Quick notes:  The pistol points more like a European 10 meter or .22 cal target gun than a Colt 1911.  The grip angle forces you to drop your wrist to line up the sights.  I'm a big fan of 10 meter match guns, so I like it.   It was very quiet at first.  So quiet, I was skeptical about the velocity.  A quick check on the chrony showed it to be in the mid 360 fps range with RWS Hobby pellets.  Added a second spring inside the hammer spring, and the velocity went to 518--525 fps with those same .177 cal Hobby pellets.

I'll have some additional info here in the next few days.  Thanks for reading.


Unknown said...

Thanks for the quick review and detailed break down of the CP-1M. I think I am one of the few people in Canada to have one since there is no importer in Canada yet. The .177's are too fast and would have to become a RPAL weapon meaning a restricted weapon only allowed to go from the range and back home. No fun for a pellet gun shooter!

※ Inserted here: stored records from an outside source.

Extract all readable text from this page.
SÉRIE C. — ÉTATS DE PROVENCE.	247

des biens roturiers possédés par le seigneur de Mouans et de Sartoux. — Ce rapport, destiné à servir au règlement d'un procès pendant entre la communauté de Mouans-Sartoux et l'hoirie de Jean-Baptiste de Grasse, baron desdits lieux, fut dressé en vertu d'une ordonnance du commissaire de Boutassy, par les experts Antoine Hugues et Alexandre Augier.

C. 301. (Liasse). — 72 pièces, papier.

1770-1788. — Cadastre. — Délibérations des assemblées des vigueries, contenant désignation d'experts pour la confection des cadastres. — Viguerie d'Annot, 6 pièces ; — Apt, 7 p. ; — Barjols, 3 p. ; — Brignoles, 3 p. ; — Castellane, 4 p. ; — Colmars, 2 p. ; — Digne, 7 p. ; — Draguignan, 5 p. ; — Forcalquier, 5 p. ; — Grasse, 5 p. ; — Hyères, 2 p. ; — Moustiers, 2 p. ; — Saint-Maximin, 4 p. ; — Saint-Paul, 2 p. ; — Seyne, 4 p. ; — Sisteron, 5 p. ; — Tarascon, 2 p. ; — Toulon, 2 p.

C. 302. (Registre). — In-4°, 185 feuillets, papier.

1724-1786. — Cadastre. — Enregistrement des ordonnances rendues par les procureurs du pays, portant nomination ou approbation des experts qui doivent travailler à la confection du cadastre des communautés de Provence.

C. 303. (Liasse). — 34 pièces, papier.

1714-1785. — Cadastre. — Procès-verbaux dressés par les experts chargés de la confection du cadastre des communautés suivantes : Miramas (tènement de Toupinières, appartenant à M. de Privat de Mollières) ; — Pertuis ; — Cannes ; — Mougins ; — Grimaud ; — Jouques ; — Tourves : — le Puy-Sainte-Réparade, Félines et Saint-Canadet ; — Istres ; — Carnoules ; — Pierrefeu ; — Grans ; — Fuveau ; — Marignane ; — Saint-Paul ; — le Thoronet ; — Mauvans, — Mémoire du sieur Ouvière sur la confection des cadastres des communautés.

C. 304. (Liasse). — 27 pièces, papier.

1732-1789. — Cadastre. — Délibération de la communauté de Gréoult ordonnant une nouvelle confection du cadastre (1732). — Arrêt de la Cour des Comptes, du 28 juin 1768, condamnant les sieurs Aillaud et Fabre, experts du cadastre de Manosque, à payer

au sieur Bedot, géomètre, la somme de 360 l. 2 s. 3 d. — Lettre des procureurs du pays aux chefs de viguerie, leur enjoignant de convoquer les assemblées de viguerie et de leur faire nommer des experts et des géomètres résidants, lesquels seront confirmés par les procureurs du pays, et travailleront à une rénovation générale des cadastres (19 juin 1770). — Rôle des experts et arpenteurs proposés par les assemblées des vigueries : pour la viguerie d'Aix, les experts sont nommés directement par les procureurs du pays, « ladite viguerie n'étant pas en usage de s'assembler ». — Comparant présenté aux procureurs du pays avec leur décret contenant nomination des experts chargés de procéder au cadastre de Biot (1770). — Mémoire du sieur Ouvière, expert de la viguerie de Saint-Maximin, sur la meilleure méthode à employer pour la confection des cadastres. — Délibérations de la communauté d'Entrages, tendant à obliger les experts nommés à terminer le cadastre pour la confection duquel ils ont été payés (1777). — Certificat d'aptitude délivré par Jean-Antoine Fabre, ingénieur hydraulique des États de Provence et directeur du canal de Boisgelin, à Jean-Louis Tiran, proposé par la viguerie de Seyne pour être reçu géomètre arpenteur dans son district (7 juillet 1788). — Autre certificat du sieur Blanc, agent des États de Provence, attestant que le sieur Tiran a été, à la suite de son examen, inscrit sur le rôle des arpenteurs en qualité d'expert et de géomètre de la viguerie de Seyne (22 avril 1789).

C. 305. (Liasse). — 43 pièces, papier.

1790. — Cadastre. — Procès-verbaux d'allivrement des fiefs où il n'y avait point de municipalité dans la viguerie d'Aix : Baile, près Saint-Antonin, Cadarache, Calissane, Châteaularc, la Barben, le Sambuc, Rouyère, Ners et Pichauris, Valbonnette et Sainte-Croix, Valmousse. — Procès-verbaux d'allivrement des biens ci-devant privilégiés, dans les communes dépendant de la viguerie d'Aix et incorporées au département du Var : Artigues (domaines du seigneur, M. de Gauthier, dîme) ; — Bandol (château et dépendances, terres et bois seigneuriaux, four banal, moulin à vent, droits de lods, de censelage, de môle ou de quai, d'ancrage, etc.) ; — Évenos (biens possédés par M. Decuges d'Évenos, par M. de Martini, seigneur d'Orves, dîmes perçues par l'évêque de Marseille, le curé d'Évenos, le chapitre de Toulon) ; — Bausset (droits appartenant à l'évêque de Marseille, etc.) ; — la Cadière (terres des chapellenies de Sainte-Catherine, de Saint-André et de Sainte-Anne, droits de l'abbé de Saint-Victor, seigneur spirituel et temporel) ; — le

After shooting it more can you share with us the pellets that it likes best??
Right now I am just using Crosman Premier hollow points in .22.

Thank you Much!
Rick in Victoria, BC Canada

Unknown said...

Mechanical processing is too rough. The magazine jam will be your nightmare. The worst situation is pellet head in the barrel and skirt still in the magazine.

Anonymous said...

I got mine from mrodair last week, and I'm pretty impressed. The trigger is very smooth and crisp, but loading is definitely rough, requiring quite a bit of effort using wadcutters. I haven't torn it down to inspect the ramp, but in the action it looks like it could benefit from some polish. Or moving the seal from the barrel to the bolt as in the crosman 2300 and similar.